Cramming everything students need to know about new media into a few days of training is tough. There’s so much to choose from. So many programs to learn. So many cool web projects to create.
Here’s a tentative plan for a new media training I’ll be doing in Austin in August for TAJE and ILPC. I’d love feedback on topics I should include or leave out. These are lessons I also plan to cover in the first couple of months of school as my students at Dripping Springs High School get their website up and running.
These should be used as a guide for any web projects and the site as a whole. I have students come up with ideas for how they will address these areas after analyzing scholastic and professional news sites.
This is where I fit in the importance of finding a balance of content-aggregation and content-creation.
This is where I get kind of philosophical. Incorporating online journalism into a scholastic journalism program (or a professional newsroom for that matter) is more than just adding a website and putting the print stuff online. I don’t like to gloss over the massive change required to give students the most realistic experience. The web must come first. Print must now give readers a different experience: longer stories written in a narrative structure and fewer stories that give weeks-old news in inverted pyramid form. The web and print must be equal, which includes the amount of pull the staff for both publications have over content.
We don’t all need to be writing code, but we can’t rely on the techie in the corner to do everything. Knowing how websites work is an important tool for everyone to have, and knowledge is of course power. Giving up that kind of power isn’t good for journalism — or a scholastic journalism program in the long run as kids with that knowledge graduate.
First you have to decide between a static versus dynamic site. Once you go with a dynamic site, you pick a content-management system. There are also a couple of choices for programs that don’t want to set it up, which are great options for the first couple of years to get the hang of posting to the web. You’ll pay in flexibility or cost though.
WordPress is the most widely used and the easiest to work with without knowing too much code, so I would go with this one. But no matter which one you choose, going the route of a content-management system (the dynamic site) is the best choice because students should be familiar with the concept and have experience uploading to the web.
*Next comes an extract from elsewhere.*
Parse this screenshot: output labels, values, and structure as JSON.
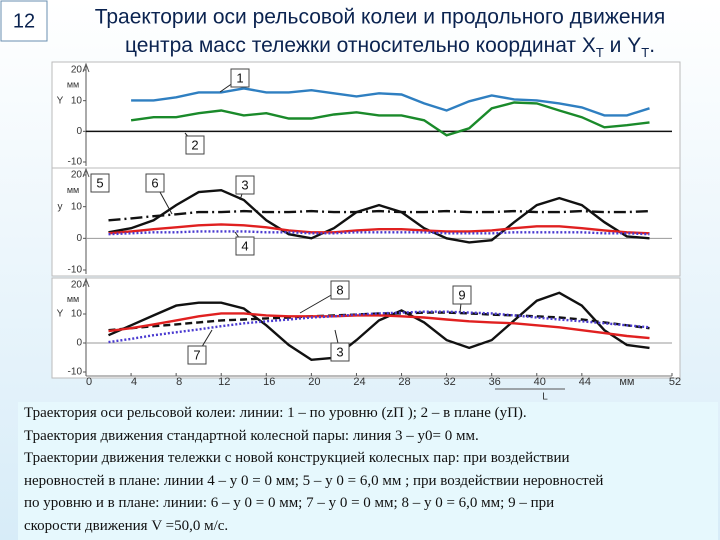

Which brings us to…
Usability, accessibility and good old-fashioned design come into play here.
It’s different, as are headlines. I also like to cover blogging in this portion.
Copyright, quick editing and creating photo galleries and stories.
Oh-so-important for teens. Anyone out there creating iPhone and iPad apps?
Issuu.com is the big one.
Staffers can’t be everywhere. Make use of students who are — and their photos.
An important part of multimedia is planning. Make sure you do this and you’ll never see a video package that makes you wonder if all this fancy stuff is taking away from the actual journalism.
These are the big three. People ask what programs students should know. Audacity is a free, easy-to-learn audio editing program. I like Soundslides, which was developed by a journalist for meshing audio with photos in a super-easy format. For video, iMovie is just as good for students who don’t have the time or interest to take a more-intensive video training to learn Adobe Premiere or Final Cut Pro.
From map mashups to multimedia tools like vuvox.com and dipity.com, there’s no shortage of free tools out there to create cool multimedia projects.
This is a biggie. I’ve yet to see two programs organized exactly the same way for print, broadcast or convergence. Here’s how I plan to set up staff, and here’s how other schools do it.
Social media is a becoming a large part of marketing a site and newsgathering, which increases the need for social media ethics policies.
Gotta have a plan. Who will post what when? Who manages the Twitter feed? What is breaking news? How will you handle posting breaking news to the site? What topics would work with a live chat? Where are we? Is this real life? Why are we doing all of this?
Oh yeah, because it’s important for students to learn these skills, and for the future of journalism.